Research output: ThesisDoctoral Thesis

Publication date2019
Number of pages139
Awarding Institution
  • Lancaster University
<mark>Original language</mark>English


Despite a widespread conviction that conservation’s success depends on people genuinely caring about saving nature, there is very little scientific research examining how “caring for nature” influences conservation decision-making – particularly in poorer tropical countries. Instead, mainstream conservation tends to focus on economic motives to incentivise pro-conservation behaviour. To better understand the role of intrinsic motivations in nature protection in the tropics, this thesis draws upon the psychological concept of connection with nature (CWN), which describes people’s self-identification with nature and emotional attachment for the natural world. This concept is applied to understand intrinsic motivation for conservation among non-indigenous colonist farmers living at the Transamazon Highway deforestation frontier in the Brazilian Amazon. The thesis tests the applicability of the CWN framework to the context of rural populations in the Global South and scrutinises conventional wisdoms regarding “caring for nature”, including that poor people do not care about the natural environment, and that caring for nature is strongly linked to ecological knowledge.
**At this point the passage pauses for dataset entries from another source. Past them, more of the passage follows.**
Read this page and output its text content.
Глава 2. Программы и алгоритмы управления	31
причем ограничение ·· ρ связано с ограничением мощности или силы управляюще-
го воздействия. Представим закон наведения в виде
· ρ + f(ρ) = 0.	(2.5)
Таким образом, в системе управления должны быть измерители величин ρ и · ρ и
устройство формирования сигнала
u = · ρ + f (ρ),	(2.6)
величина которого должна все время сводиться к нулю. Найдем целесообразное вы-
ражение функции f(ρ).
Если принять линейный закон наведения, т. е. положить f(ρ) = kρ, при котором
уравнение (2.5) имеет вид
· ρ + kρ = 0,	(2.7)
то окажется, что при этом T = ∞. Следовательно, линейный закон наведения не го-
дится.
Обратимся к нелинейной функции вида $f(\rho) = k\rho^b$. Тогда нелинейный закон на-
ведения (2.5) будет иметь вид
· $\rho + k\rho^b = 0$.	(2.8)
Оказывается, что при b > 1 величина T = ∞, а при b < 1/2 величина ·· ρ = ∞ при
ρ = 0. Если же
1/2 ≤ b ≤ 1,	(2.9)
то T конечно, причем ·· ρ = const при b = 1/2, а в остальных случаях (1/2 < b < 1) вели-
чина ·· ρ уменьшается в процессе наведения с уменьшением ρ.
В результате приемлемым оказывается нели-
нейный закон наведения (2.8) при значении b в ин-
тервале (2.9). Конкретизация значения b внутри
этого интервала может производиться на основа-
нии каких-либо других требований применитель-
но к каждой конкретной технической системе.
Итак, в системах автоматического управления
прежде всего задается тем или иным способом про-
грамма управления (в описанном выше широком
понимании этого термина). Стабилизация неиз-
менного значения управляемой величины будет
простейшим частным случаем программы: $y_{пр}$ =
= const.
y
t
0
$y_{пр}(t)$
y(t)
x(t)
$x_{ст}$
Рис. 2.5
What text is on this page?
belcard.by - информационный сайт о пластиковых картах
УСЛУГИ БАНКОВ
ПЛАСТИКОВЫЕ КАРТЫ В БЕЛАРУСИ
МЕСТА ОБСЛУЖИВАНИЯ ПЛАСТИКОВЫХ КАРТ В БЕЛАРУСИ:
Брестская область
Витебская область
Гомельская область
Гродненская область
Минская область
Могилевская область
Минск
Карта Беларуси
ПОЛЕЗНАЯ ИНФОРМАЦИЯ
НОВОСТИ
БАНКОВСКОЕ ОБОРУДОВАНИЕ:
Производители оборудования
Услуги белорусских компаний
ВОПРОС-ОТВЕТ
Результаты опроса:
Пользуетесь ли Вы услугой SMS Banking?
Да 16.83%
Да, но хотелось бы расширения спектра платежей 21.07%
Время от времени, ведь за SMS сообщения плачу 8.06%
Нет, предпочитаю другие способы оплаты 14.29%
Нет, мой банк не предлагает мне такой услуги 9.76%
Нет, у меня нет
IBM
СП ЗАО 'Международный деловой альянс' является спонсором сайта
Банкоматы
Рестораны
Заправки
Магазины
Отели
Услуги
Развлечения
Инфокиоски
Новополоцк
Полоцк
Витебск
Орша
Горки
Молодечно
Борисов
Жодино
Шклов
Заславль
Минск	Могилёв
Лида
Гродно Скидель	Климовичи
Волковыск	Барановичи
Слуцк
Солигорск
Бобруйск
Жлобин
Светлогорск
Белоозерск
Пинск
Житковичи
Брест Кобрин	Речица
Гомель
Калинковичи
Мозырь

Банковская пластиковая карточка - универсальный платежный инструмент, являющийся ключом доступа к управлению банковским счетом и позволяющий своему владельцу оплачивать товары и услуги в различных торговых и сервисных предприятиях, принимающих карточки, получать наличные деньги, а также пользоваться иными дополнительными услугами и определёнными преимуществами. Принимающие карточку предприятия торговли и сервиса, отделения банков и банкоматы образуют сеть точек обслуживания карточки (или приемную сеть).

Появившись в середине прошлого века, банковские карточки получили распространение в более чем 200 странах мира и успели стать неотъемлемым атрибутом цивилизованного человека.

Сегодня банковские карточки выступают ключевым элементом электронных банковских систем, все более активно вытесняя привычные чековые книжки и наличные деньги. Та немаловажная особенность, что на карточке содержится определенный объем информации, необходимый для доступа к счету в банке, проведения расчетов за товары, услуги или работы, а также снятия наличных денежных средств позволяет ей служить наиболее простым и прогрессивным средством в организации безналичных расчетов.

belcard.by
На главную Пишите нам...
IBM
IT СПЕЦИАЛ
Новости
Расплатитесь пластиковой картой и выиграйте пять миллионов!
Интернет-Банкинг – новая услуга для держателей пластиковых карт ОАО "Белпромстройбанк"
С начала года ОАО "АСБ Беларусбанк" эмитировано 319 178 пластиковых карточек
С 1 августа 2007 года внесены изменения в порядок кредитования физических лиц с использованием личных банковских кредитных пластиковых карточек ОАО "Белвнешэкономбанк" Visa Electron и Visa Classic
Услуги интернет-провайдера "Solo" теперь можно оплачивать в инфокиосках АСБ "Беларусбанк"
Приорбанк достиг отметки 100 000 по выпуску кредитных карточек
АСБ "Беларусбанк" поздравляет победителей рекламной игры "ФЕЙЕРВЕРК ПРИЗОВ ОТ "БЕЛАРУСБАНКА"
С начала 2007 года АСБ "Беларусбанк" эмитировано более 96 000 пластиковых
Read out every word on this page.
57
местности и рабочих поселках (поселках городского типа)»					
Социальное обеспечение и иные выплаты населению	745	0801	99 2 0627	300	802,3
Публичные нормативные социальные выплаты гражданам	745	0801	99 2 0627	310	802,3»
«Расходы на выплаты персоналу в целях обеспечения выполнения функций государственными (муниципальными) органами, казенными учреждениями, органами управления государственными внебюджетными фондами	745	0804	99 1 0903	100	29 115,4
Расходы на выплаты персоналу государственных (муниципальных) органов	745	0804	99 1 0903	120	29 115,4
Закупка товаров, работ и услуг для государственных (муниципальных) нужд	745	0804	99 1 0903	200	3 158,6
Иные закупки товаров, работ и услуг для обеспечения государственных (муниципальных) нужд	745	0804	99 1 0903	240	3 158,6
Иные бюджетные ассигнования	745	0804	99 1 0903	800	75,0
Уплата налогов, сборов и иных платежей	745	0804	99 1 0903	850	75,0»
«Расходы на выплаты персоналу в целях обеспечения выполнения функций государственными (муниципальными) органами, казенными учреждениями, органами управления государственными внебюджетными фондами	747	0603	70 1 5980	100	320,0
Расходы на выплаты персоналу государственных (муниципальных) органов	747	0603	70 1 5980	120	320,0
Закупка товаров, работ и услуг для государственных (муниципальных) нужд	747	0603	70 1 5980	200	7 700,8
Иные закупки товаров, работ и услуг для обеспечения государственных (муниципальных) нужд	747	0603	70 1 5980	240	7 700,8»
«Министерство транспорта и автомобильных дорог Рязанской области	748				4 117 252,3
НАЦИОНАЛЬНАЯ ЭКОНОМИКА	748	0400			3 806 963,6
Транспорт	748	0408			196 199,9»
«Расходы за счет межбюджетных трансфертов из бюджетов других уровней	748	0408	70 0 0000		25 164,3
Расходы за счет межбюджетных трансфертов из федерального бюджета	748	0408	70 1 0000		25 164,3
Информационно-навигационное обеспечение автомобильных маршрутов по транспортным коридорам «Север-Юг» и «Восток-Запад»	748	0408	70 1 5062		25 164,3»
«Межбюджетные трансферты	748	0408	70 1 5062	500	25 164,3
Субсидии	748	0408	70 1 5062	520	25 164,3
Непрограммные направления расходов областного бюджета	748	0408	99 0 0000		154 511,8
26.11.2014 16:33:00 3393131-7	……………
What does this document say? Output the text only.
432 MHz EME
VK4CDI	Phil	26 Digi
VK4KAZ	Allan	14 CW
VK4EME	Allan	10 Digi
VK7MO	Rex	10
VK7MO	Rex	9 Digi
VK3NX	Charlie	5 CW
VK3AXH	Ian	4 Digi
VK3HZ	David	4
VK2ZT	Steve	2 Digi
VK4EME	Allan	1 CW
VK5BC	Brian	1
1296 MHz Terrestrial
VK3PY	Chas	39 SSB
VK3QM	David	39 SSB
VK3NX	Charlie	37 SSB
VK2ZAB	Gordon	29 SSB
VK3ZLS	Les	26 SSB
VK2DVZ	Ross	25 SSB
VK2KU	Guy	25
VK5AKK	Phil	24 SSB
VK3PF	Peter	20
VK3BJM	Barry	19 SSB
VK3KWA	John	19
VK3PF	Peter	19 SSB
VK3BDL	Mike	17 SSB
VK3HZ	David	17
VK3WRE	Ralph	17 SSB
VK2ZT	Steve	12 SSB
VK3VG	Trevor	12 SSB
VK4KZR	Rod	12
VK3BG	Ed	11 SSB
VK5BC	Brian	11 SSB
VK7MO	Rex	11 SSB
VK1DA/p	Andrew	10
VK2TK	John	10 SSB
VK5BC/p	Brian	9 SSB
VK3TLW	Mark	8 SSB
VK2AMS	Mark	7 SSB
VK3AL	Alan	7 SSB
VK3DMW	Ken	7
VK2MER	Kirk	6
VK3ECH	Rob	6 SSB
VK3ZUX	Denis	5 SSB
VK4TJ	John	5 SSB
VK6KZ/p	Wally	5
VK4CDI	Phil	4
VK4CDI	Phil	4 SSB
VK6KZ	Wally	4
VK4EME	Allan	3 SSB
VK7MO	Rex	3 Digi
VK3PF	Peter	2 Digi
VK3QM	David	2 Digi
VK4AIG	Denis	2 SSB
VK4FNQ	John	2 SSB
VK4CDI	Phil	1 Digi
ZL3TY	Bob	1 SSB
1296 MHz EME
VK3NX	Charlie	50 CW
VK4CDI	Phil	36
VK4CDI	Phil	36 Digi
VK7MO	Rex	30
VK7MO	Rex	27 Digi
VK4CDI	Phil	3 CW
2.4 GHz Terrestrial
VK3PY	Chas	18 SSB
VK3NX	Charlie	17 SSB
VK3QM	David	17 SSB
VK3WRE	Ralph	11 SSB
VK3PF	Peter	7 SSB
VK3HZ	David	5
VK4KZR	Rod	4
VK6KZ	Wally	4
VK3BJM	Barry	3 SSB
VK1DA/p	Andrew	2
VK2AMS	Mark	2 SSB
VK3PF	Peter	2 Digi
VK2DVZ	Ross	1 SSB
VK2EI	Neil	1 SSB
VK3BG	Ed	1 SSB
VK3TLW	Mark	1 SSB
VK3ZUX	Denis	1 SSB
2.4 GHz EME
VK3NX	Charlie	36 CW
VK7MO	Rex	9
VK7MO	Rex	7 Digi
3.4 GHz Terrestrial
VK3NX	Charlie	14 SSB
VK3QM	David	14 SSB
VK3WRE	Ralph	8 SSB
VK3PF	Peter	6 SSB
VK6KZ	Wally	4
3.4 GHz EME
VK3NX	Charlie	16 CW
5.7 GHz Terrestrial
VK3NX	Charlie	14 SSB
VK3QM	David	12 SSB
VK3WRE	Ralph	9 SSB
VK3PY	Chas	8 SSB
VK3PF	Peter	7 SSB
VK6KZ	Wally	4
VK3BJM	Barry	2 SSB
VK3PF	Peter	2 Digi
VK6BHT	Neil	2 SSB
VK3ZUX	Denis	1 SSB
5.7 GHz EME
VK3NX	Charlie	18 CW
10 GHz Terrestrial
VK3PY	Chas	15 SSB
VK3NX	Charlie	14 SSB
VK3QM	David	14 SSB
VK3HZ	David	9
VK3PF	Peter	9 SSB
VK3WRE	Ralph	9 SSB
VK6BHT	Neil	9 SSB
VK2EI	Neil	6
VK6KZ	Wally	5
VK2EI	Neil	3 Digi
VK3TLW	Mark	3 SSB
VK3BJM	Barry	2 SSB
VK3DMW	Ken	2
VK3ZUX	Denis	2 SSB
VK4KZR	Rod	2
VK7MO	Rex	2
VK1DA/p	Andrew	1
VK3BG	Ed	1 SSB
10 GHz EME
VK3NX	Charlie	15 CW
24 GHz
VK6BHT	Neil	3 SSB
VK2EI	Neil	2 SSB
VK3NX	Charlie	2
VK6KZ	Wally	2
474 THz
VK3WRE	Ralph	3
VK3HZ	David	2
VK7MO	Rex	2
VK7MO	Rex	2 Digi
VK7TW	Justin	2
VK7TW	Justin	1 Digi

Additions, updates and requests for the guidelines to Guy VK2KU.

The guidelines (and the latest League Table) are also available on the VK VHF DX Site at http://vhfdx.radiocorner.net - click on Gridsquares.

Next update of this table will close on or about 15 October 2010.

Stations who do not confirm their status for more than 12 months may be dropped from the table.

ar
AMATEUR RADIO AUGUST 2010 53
First, a new tool for measuring affective CWN in rural areas is developed and validated. This measure is then applied together with an existing cognitive CWN scale to form the first assessment for CWN among farmers in the tropics. Next, the influence of CWN on the farmers’ conservation attitudes is compared to that of other economic, sociodemographic, geographic and psychological factors. Contrary to widely-held assumptions, CWN is shown to be widespread and more important in shaping farmers’ conservation attitudes than economic factors. Lastly, the relationship between caring for nature and ecological knowledge is tested. The results suggest that CWN is unconnected to ecological knowledge and associated with different predictors. Collectively, the results highlight the need for greater attention to intrinsic motivations for conservation and suggest CWN as a useful framework for understanding and improving people’s relationship with nature.